Moon expressed his gratitude for being able to participate in the film and keep the legacy of Freedom House alive.

“I am still in awe of how so far ahead of our time we were during that era,” said Moon. “It really makes my heart smile. I’m emotional about it even now.”

Founded in 1967 to serve the predominantly Black residents of the Hill District in Pittsburgh, Pennsylvania, the majority of Freedom House staff were Black workers. The ambulance service broke medical ground by training its personnel in previously unheard-of standards of emergency medical care for patients en route to hospitals.

Despite their immaculate record, Freedom House Ambulance Service's request to expand their contract with the city to cover additional parts of Pittsburgh was denied by Mayor Peter Flaherty.

In 1974, the mayor announced plans for a citywide ambulance system to be staffed by police officers trained as paramedics. At the end of the year, he then announced the creation of a citywide ambulance service to be staffed by non-police paramedics and the end of the contract with Freedom House.

Moon was one of the few Black EMTs who joined the city’s ambulatory service, as many were pushed out, and he experienced discrimination daily on the job.

“I had to step up my game and make sure I was not systematically eliminated,” said Moon, who retired in 2009 as assistant chief of Pittsburgh’s EMS. “We weren’t wanted there.”

Amber Stoer, who works as an EMT in California and serves as recording secretary of USW Local 12911, also joined the webinar and spoke on her own experiences facing systemic barriers in the field. She said being a woman in EMS comes with extra challenges, from workplace discrimination to difficulties with returning to work after having a child.

“When I first started, I had a manager tell me I wouldn’t go anywhere,” said Stoer. “I told him that eventually, workers would come to me for help before they came to him, and that’s exactly what happened.”

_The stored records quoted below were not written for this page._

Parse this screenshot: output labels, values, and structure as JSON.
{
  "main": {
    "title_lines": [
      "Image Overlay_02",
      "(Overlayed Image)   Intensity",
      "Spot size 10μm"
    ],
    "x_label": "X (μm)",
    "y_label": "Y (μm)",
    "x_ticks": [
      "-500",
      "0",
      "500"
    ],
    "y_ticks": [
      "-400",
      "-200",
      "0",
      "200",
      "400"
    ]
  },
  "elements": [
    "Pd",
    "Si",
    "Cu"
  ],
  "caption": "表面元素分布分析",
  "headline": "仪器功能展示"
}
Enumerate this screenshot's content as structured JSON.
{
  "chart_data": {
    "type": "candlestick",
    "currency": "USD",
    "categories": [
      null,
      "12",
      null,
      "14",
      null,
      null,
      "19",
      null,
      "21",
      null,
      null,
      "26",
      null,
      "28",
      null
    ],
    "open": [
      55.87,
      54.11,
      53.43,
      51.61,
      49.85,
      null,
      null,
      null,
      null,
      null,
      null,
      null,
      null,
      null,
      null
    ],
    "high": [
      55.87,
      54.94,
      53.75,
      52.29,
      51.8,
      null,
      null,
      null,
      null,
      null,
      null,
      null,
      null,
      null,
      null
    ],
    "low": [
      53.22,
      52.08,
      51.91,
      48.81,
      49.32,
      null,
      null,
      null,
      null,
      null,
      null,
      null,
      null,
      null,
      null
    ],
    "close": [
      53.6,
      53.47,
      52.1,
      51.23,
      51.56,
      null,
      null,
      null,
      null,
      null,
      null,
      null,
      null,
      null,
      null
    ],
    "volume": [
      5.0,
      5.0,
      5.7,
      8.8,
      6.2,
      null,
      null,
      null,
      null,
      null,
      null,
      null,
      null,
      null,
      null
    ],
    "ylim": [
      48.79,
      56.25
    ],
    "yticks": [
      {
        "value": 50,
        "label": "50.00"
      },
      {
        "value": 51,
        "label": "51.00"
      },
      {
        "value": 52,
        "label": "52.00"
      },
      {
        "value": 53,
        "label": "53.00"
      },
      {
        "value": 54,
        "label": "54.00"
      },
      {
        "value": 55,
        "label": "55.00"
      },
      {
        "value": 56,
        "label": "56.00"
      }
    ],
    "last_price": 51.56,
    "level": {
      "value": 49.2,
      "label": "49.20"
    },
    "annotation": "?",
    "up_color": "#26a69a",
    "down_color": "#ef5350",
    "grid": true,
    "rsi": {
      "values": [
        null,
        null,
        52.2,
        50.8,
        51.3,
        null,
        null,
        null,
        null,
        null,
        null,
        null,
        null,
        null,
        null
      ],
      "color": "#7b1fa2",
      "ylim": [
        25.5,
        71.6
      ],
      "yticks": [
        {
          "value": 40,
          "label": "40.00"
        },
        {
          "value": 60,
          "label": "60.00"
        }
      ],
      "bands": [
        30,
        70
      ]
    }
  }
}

Stoer also noted that when she took her first EMT training 14 years ago, she learned about the history of the field, including the pioneers of Freedom House.

“It’s really empowering to come full circle and be able to hear from you like this,” she told Moon. “This is all really inspiring.”

USW Vice President at Large Roxanne Brown also helped moderate the evening’s panel and ended the conversation with a look toward the future and a nod to Moon’s historical, community-based work during a time of severe inequality and police brutality.

“It gives me hope to listen to what you’re saying because the same genius you all displayed that derived from need is the same kind of genius that I hope will strike today in the communities all across the country that are still in disrepair and in need of resources,” said Brown.